У них с Мати нет спортивных костюмов финских, как у других детей на богатой улице, или им капитанша их носить не разрешает, бережет. Но Томас и в старых сангаровских шортах и коммунаровских сандалиях возвышенный, хотя и стеснительный. А что трагический, так это потому, что отец его томится, и на нем его томление сияет.

И Эрика его как-то по-другому ругает, чем Мати. Я однажды их в саду видела у веранды, когда за валунами малину искала. Мне тогда мама уже одной разрешала ходить за Белую речку. Капитанша кричала, что он разгильдяй, и что она Кульюсу пожалуется, и что он опять грядки не полил, а Томас молчал. А потом она руками стала размахивать около его лица, а он только отошел в сторону и опять молчит, голову опустил, но не убегает.

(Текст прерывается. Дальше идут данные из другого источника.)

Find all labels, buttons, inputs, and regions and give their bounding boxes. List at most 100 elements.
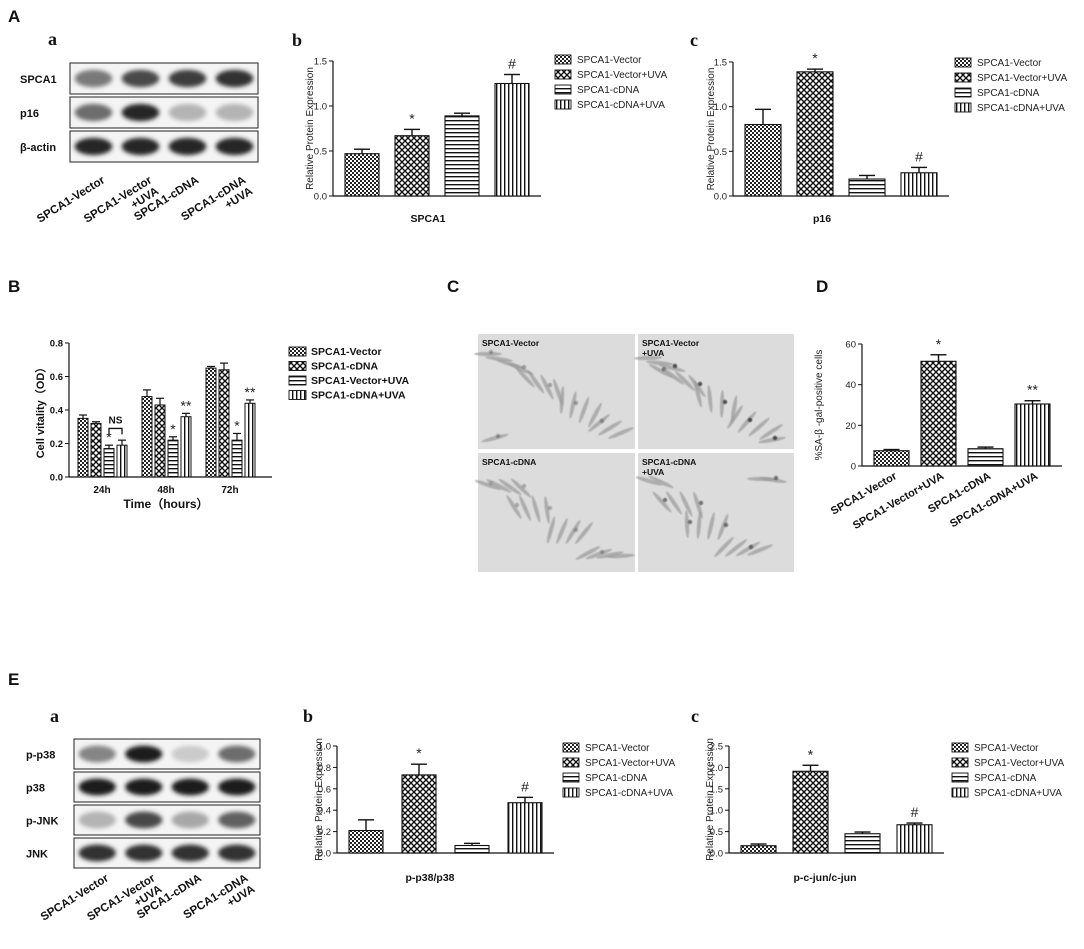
bar	[205, 367, 217, 478]
bar	[180, 416, 192, 478]
legend-swatch	[562, 772, 580, 783]
cell-shape	[735, 541, 761, 557]
cell-shape	[658, 364, 686, 372]
blot-row-label: p-JNK	[26, 816, 58, 828]
x-tick-label: SPCA1-cDNA+UVA	[948, 470, 1040, 530]
y-tick-label: 0.2	[50, 439, 63, 450]
legend-swatch	[554, 54, 572, 65]
significance-mark: #	[911, 804, 919, 820]
micrograph-label-line: +UVA	[642, 348, 664, 358]
cell-shape	[675, 371, 695, 391]
ns-label: NS	[109, 415, 123, 426]
micrograph-label-line: SPCA1-Vector	[482, 338, 540, 348]
y-tick-label: 0.8	[318, 763, 331, 774]
legend-label: SPCA1-Vector+UVA	[311, 375, 410, 387]
blot-band	[121, 137, 160, 156]
blot-band	[78, 745, 116, 763]
y-tick-label: 60	[845, 340, 856, 351]
bar	[103, 448, 115, 478]
blot-band	[168, 69, 207, 88]
y-tick-label: 1.0	[314, 102, 327, 113]
cell-shape	[531, 495, 541, 523]
stained-cell	[599, 418, 605, 424]
cell-shape	[748, 417, 770, 437]
bar	[154, 404, 166, 478]
cell-shape	[648, 363, 674, 379]
cell-shape	[693, 491, 703, 519]
micrograph-label: SPCA1-Vector	[482, 338, 540, 348]
cell-shape	[737, 411, 757, 433]
legend-swatch	[562, 757, 580, 768]
legend-swatch	[951, 772, 969, 783]
legend-label: SPCA1-Vector+UVA	[577, 70, 667, 81]
bar	[494, 82, 530, 197]
significance-mark: *	[936, 336, 942, 352]
legend-label: SPCA1-cDNA	[311, 361, 379, 373]
legend-swatch	[288, 375, 307, 386]
blot-row-label: p38	[26, 783, 45, 795]
y-tick-label: 0.5	[314, 147, 327, 158]
blot-band	[74, 137, 113, 156]
stained-cell	[495, 433, 501, 439]
cell-shape	[661, 367, 685, 385]
ns-bracket	[108, 427, 123, 435]
cell-shape	[578, 396, 590, 424]
y-tick-label: 1.5	[710, 784, 723, 795]
y-tick-label: 0.6	[318, 784, 331, 795]
cell-shape	[510, 478, 532, 498]
blot-band	[171, 811, 209, 829]
blot-band	[78, 844, 116, 862]
legend-label: SPCA1-cDNA	[974, 773, 1037, 784]
legend-swatch	[951, 757, 969, 768]
cell-shape	[508, 363, 534, 375]
panel-letter-A-b: b	[292, 30, 302, 50]
stained-cell	[521, 364, 527, 370]
panel-letter-A: A	[8, 7, 20, 26]
y-tick-label: 0.4	[50, 406, 64, 417]
blot-band	[218, 811, 256, 829]
cell-shape	[527, 370, 545, 394]
cell-shape	[597, 420, 623, 436]
x-tick-label: 24h	[93, 485, 110, 496]
legend-label: SPCA1-Vector	[577, 55, 642, 66]
bar	[218, 369, 230, 478]
cell-shape	[575, 546, 601, 560]
bar	[244, 402, 256, 478]
y-axis-label: Relative Protein Expression	[706, 68, 717, 191]
cell-shape	[515, 366, 535, 388]
legend-label: SPCA1-Vector	[585, 743, 650, 754]
x-axis-label: p-p38/p38	[405, 872, 454, 884]
cell-shape	[635, 476, 663, 486]
bar	[873, 450, 910, 467]
y-axis-label: %SA-β -gal-positive cells	[814, 350, 825, 461]
y-axis-label: Relative Protein Expression	[705, 738, 716, 861]
blot-band	[168, 103, 207, 122]
cell-shape	[575, 522, 593, 544]
stained-cell	[773, 475, 779, 481]
bar	[167, 439, 179, 478]
legend-swatch	[954, 72, 972, 83]
significance-mark: *	[808, 746, 814, 762]
blot-band	[78, 778, 116, 796]
stained-cell	[521, 483, 527, 489]
y-tick-label: 1.0	[710, 806, 723, 817]
significance-mark: *	[234, 417, 240, 433]
stained-cell	[748, 544, 754, 550]
cell-shape	[596, 551, 624, 559]
stained-cell	[672, 363, 678, 369]
y-tick-label: 40	[845, 380, 856, 391]
cell-shape	[707, 512, 715, 540]
bar	[454, 844, 490, 854]
stained-cell	[723, 522, 729, 528]
stained-cell	[687, 519, 693, 525]
cell-shape	[719, 390, 725, 418]
y-tick-label: 2.0	[710, 763, 723, 774]
bar	[848, 178, 886, 197]
legend-swatch	[562, 742, 580, 753]
legend-label: SPCA1-Vector+UVA	[977, 73, 1067, 84]
blot-band	[218, 844, 256, 862]
western-blot-A: SPCA1p16β-actinSPCA1-VectorSPCA1-Vector+…	[20, 62, 259, 226]
panel-letter-A-c: c	[690, 30, 698, 50]
cell-shape	[688, 374, 706, 398]
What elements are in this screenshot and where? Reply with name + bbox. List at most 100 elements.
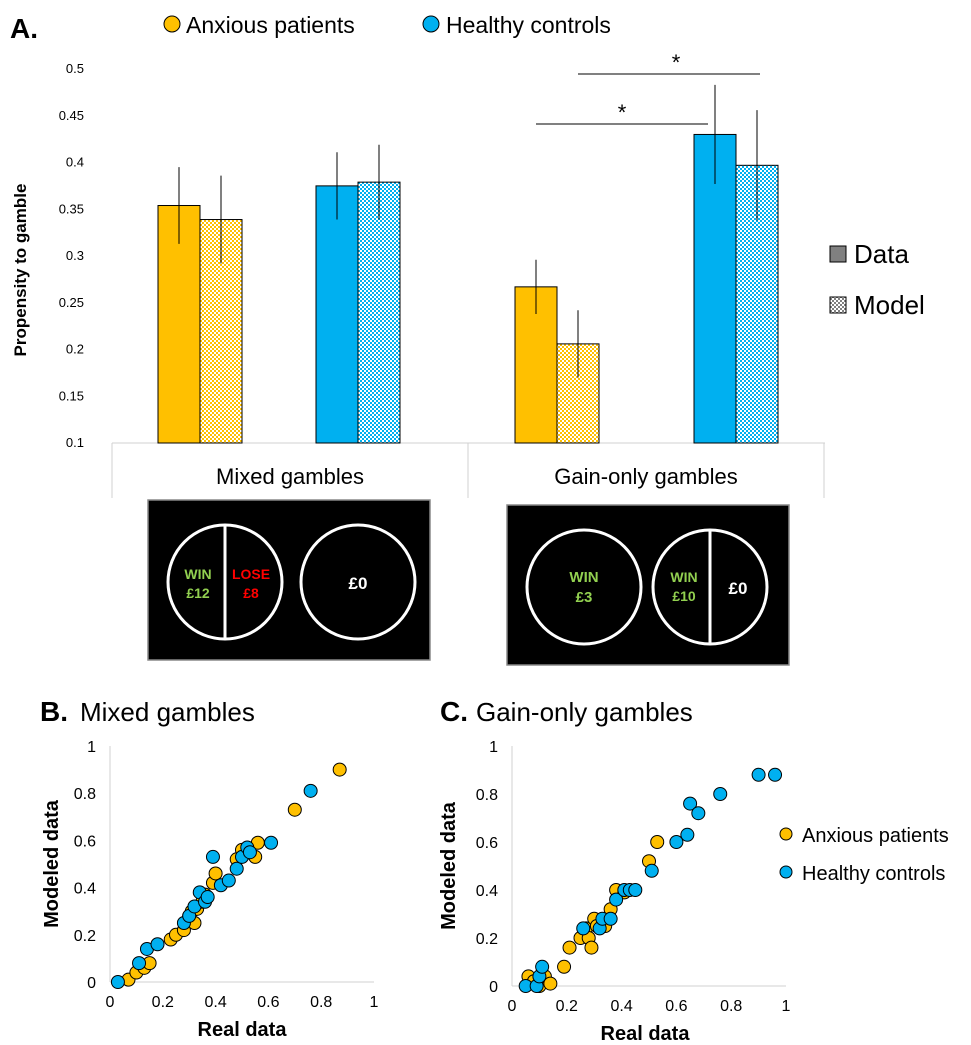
gain-win-label: WIN xyxy=(670,569,697,585)
x-tick-label: 0.2 xyxy=(556,998,578,1015)
top-legend: Anxious patients Healthy controls xyxy=(163,12,611,38)
bar-healthy-model-mixed xyxy=(357,181,401,444)
panel-b-points xyxy=(110,762,347,989)
y-tick-label: 0 xyxy=(489,979,498,996)
panel-b-ticks: 0 0.2 0.4 0.6 0.8 1 0 0.2 0.4 0.6 0.8 1 xyxy=(74,739,379,1011)
significance-markers: * * xyxy=(536,50,760,125)
y-tick-label: 0 xyxy=(87,975,96,992)
scatter-point-healthy xyxy=(205,849,220,864)
scatter-point-anxious xyxy=(562,940,577,955)
panel-c-y-label: Modeled data xyxy=(438,801,460,930)
scatter-point-anxious xyxy=(650,835,665,849)
x-tick-label: 0.6 xyxy=(665,998,687,1015)
bar-y-tick-label: 0.4 xyxy=(66,155,84,170)
scatter-point-anxious xyxy=(543,976,558,991)
scatter-point-healthy xyxy=(751,767,766,782)
scatter-point-healthy xyxy=(200,890,215,905)
scatter-point-healthy xyxy=(644,863,659,878)
bar-y-tick-label: 0.25 xyxy=(59,295,84,310)
scatter-point-healthy xyxy=(242,845,257,860)
legend-data-swatch xyxy=(829,245,847,263)
scatter-point-healthy xyxy=(609,892,624,907)
panel-c-title: Gain-only gambles xyxy=(476,697,693,727)
x-tick-label: 1 xyxy=(370,994,379,1011)
panel-c: C. Gain-only gambles 0 0.2 0.4 0.6 0.8 1 0 0.2 0… xyxy=(438,696,949,1045)
x-tick-label: 0 xyxy=(508,998,517,1015)
scatter-point-anxious xyxy=(208,866,223,881)
y-tick-label: 0.8 xyxy=(476,787,498,804)
category-label-mixed: Mixed gambles xyxy=(216,464,364,489)
panel-c-legend-healthy-label: Healthy controls xyxy=(802,863,945,885)
scatter-point-anxious xyxy=(287,802,302,817)
side-legend: Data Model xyxy=(829,239,925,320)
mixed-lose-amount: £8 xyxy=(243,585,259,601)
scatter-point-anxious xyxy=(332,762,347,777)
y-tick-label: 0.4 xyxy=(74,881,96,898)
panel-c-legend-anxious-label: Anxious patients xyxy=(802,825,949,847)
scatter-point-anxious xyxy=(584,940,599,955)
scatter-point-healthy xyxy=(535,959,550,974)
panel-c-legend: Anxious patients Healthy controls xyxy=(779,825,949,885)
mixed-gamble-illustration: WIN £12 LOSE £8 £0 xyxy=(147,499,431,661)
bar-y-tick-label: 0.2 xyxy=(66,342,84,357)
gain-sure-circle xyxy=(525,528,643,646)
x-tick-label: 0 xyxy=(106,994,115,1011)
scatter-point-healthy xyxy=(691,806,706,821)
scatter-point-healthy xyxy=(303,783,318,798)
x-tick-label: 0.4 xyxy=(204,994,226,1011)
y-tick-label: 0.2 xyxy=(74,928,96,945)
panel-a: A. Anxious patients Healthy controls Pro… xyxy=(10,12,925,666)
scatter-point-healthy xyxy=(669,835,684,849)
scatter-point-healthy xyxy=(150,937,165,952)
scatter-point-healthy xyxy=(603,911,618,926)
legend-data-label: Data xyxy=(854,239,909,269)
bar-anxious-data-mixed xyxy=(157,205,201,444)
y-tick-label: 0.6 xyxy=(476,835,498,852)
panel-b-y-label: Modeled data xyxy=(41,799,63,928)
bar-y-axis-label: Propensity to gamble xyxy=(11,184,30,357)
bar-y-tick-label: 0.5 xyxy=(66,61,84,76)
gain-sure-label: WIN xyxy=(569,569,598,586)
bar-y-tick-label: 0.3 xyxy=(66,248,84,263)
gain-zero-amount: £0 xyxy=(729,579,748,598)
panel-b: B. Mixed gambles 0 0.2 0.4 0.6 0.8 1 0 0.2 0.4 0.… xyxy=(40,696,379,1041)
mixed-sure-circle xyxy=(299,523,417,641)
bar-y-tick-label: 0.1 xyxy=(66,435,84,450)
panel-b-title: Mixed gambles xyxy=(80,697,255,727)
legend-healthy-marker xyxy=(422,15,440,33)
y-tick-label: 1 xyxy=(489,739,498,756)
scatter-point-healthy xyxy=(628,883,643,897)
gain-win-amount: £10 xyxy=(672,588,696,604)
bar-y-tick-label: 0.35 xyxy=(59,201,84,216)
gain-sure-amount: £3 xyxy=(576,589,593,606)
y-tick-label: 0.6 xyxy=(74,833,96,850)
gain-gamble-illustration: WIN £3 WIN £10 £0 xyxy=(506,504,790,666)
legend-model-label: Model xyxy=(854,290,925,320)
mixed-win-amount: £12 xyxy=(186,585,210,601)
bar-y-ticks: 0.1 0.15 0.2 0.25 0.3 0.35 0.4 0.45 0.5 xyxy=(59,61,84,450)
y-tick-label: 0.2 xyxy=(476,931,498,948)
scatter-point-healthy xyxy=(221,873,236,888)
panel-c-x-label: Real data xyxy=(601,1023,691,1045)
x-tick-label: 1 xyxy=(782,998,791,1015)
bar-y-tick-label: 0.45 xyxy=(59,108,84,123)
y-tick-label: 0.8 xyxy=(74,786,96,803)
x-tick-label: 0.8 xyxy=(720,998,742,1015)
x-tick-label: 0.2 xyxy=(152,994,174,1011)
y-tick-label: 0.4 xyxy=(476,883,498,900)
x-tick-label: 0.6 xyxy=(257,994,279,1011)
scatter-point-healthy xyxy=(132,956,147,971)
scatter-point-healthy xyxy=(683,796,698,811)
significance-star-upper: * xyxy=(672,50,681,75)
scatter-point-healthy xyxy=(680,827,695,842)
scatter-point-healthy xyxy=(229,861,244,876)
scatter-point-healthy xyxy=(576,921,591,936)
panel-c-label: C. xyxy=(440,696,468,727)
scatter-point-anxious xyxy=(557,959,572,974)
mixed-win-label: WIN xyxy=(184,566,211,582)
legend-anxious-marker xyxy=(163,15,181,33)
panel-c-legend-healthy-marker xyxy=(779,865,793,879)
scatter-point-healthy xyxy=(264,835,279,850)
x-tick-label: 0.8 xyxy=(310,994,332,1011)
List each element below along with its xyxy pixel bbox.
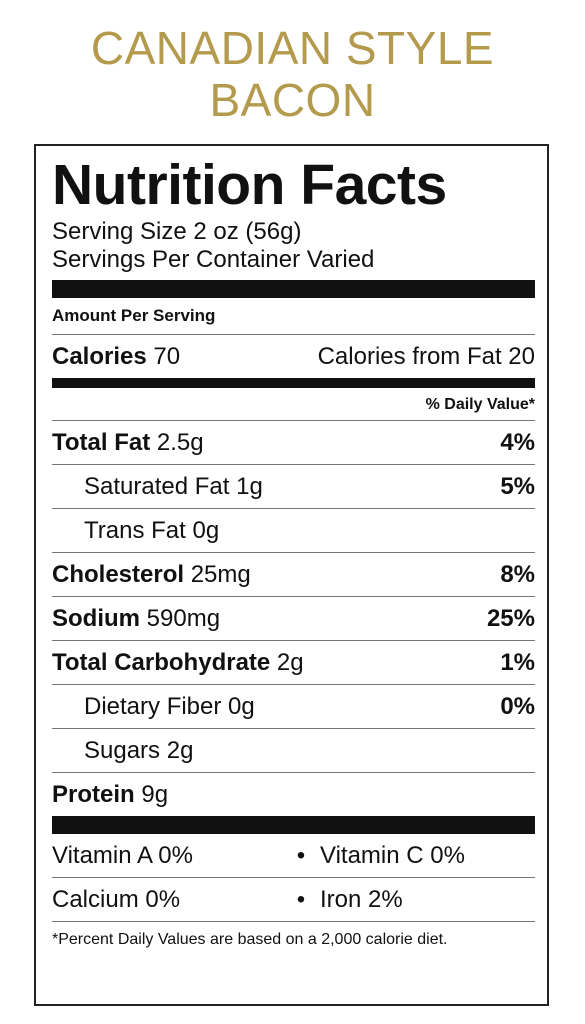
nutrient-name: Sugars — [84, 736, 161, 764]
divider — [52, 334, 535, 335]
nutrient-label: Sodium 590mg — [52, 605, 220, 633]
nutrient-row-protein: Protein 9g — [52, 773, 535, 816]
amount-per-serving: Amount Per Serving — [52, 306, 216, 325]
divider — [52, 684, 535, 685]
nutrient-row-cholesterol: Cholesterol 25mg 8% — [52, 553, 535, 596]
nutrient-name: Dietary Fiber — [84, 692, 222, 720]
product-title-line-1: CANADIAN STYLE — [90, 22, 495, 74]
nutrient-amount: 25mg — [190, 560, 251, 588]
thick-divider — [52, 280, 535, 298]
medium-divider — [52, 378, 535, 388]
nutrient-amount: 9g — [141, 780, 169, 808]
nutrient-row-dietary-fiber: Dietary Fiber 0g 0% — [52, 685, 535, 728]
nutrient-name: Saturated Fat — [84, 472, 230, 500]
iron: Iron 2% — [320, 885, 403, 913]
nutrient-name: Cholesterol — [52, 560, 185, 588]
daily-value-header: % Daily Value* — [425, 396, 535, 413]
nutrient-percent: 0% — [500, 692, 535, 720]
divider — [52, 552, 535, 553]
nutrient-percent: 4% — [500, 428, 535, 456]
nutrient-name: Trans Fat — [84, 516, 186, 544]
calories-row: Calories 70 Calories from Fat 20 — [52, 335, 535, 378]
vitamin-c: Vitamin C 0% — [320, 841, 465, 869]
product-title-line-2: BACON — [209, 74, 376, 126]
nutrient-row-sodium: Sodium 590mg 25% — [52, 597, 535, 640]
vitamin-row-2: Calcium 0% • Iron 2% — [52, 878, 535, 921]
servings-per-container: Servings Per Container Varied — [52, 246, 375, 273]
nutrient-name: Sodium — [52, 604, 140, 632]
nutrient-percent: 1% — [500, 648, 535, 676]
calories-label: Calories — [52, 342, 147, 370]
bullet-separator: • — [296, 841, 306, 869]
divider — [52, 508, 535, 509]
divider — [52, 772, 535, 773]
bullet-separator: • — [296, 885, 306, 913]
nutrient-row-sugars: Sugars 2g — [52, 729, 535, 772]
nutrition-facts-content: Nutrition Facts Serving Size 2 oz (56g) … — [52, 152, 535, 950]
divider — [52, 728, 535, 729]
nutrient-name: Total Carbohydrate — [52, 648, 271, 676]
nutrient-row-total-fat: Total Fat 2.5g 4% — [52, 421, 535, 464]
nutrient-amount: 1g — [236, 472, 263, 500]
calcium: Calcium 0% — [52, 885, 181, 913]
nutrient-amount: 590mg — [146, 604, 221, 632]
nutrient-percent: 8% — [500, 560, 535, 588]
calories-value: 70 — [153, 342, 181, 370]
vitamin-row-1: Vitamin A 0% • Vitamin C 0% — [52, 834, 535, 877]
calories-group: Calories 70 — [52, 343, 180, 371]
nutrient-label: Cholesterol 25mg — [52, 561, 251, 589]
nutrient-name: Protein — [52, 780, 135, 808]
calories-from-fat: Calories from Fat 20 — [317, 342, 535, 370]
vitamin-a: Vitamin A 0% — [52, 841, 193, 869]
divider — [52, 640, 535, 641]
nutrient-row-trans-fat: Trans Fat 0g — [52, 509, 535, 552]
thick-divider — [52, 816, 535, 834]
nutrient-amount: 2.5g — [156, 428, 204, 456]
nutrient-row-saturated-fat: Saturated Fat 1g 5% — [52, 465, 535, 508]
divider — [52, 420, 535, 421]
nutrient-percent: 5% — [500, 472, 535, 500]
divider — [52, 877, 535, 878]
nutrient-label: Trans Fat 0g — [84, 517, 219, 545]
nutrition-facts-panel: Nutrition Facts Serving Size 2 oz (56g) … — [34, 144, 549, 1006]
nutrient-amount: 2g — [166, 736, 194, 764]
nutrient-label: Sugars 2g — [84, 737, 193, 765]
nutrient-row-total-carbohydrate: Total Carbohydrate 2g 1% — [52, 641, 535, 684]
nutrient-label: Saturated Fat 1g — [84, 473, 263, 501]
footnote: *Percent Daily Values are based on a 2,0… — [52, 931, 448, 948]
nutrient-amount: 0g — [192, 516, 220, 544]
divider — [52, 464, 535, 465]
nutrient-percent: 25% — [486, 604, 535, 632]
nutrient-label: Protein 9g — [52, 781, 168, 809]
nutrient-label: Dietary Fiber 0g — [84, 693, 255, 721]
divider — [52, 596, 535, 597]
nutrient-amount: 0g — [228, 692, 255, 720]
product-title: CANADIAN STYLE BACON — [0, 22, 585, 126]
nutrition-facts-heading: Nutrition Facts — [52, 153, 447, 217]
nutrient-name: Total Fat — [52, 428, 151, 456]
serving-size: Serving Size 2 oz (56g) — [52, 218, 302, 245]
nutrient-amount: 2g — [276, 648, 304, 676]
nutrient-label: Total Carbohydrate 2g — [52, 649, 304, 677]
divider — [52, 921, 535, 922]
nutrient-label: Total Fat 2.5g — [52, 429, 204, 457]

И тут она как завопит, что лучше бы он и не родился вообще, и были бы у нее Мати и другой ребенок, который бы ей помогал в ее трудной жизни.

А Томас поднял голову и улыбнулся, я за ближайшим валуном сидела, так что мне хорошо было видно. И стал на нее так смотреть, как будто все про нее знает, и про отца своего, черного капитана, будто он сторож отцу своему, которого она мучает, а он, Томас, знак мучений его трагический на себе носит, чтобы она не забывала, поэтому она так его и ненавидит. У капитанши сначала руки упали вдоль тела, как тряпичные, а потом она одной рукой размахнулась да как двинет его по лицу. Томас отвернул лицо в сторону и стоит, а капитанша на руку свою посмотрела, которой его ударила, о платье обтерла и пошла прочь. А я сижу за своим валуном и вижу, какой он красивый и гордый. Щека у него горит, а он стоит себе и ничего не делает, а потом вдруг засвистел, руки в карманы сунул и тоже пошел.

А я все сидела на корточках, и смотрела на сад, на пустое место между грядками, где они только что стояли друг против друга у поленницы под навесом, и на веранду с тихими иллюминаторами, и все ждала, что вот откроется дверь и выйдет черный капитан. Вот он восстанет на крыльце, прищурится и приставит руку козырьком ко лбу, чтобы на солнце посмотреть, и засвистит, как Томас. Вот он вытащит пачку сигарет из кармана, и закурит, и спустится в сад, а потом повернется и пойдет легко и скоро сына своего искать, и будут ноги его, как вихри, и будут волосы его пылать на солнце, как черное пламя.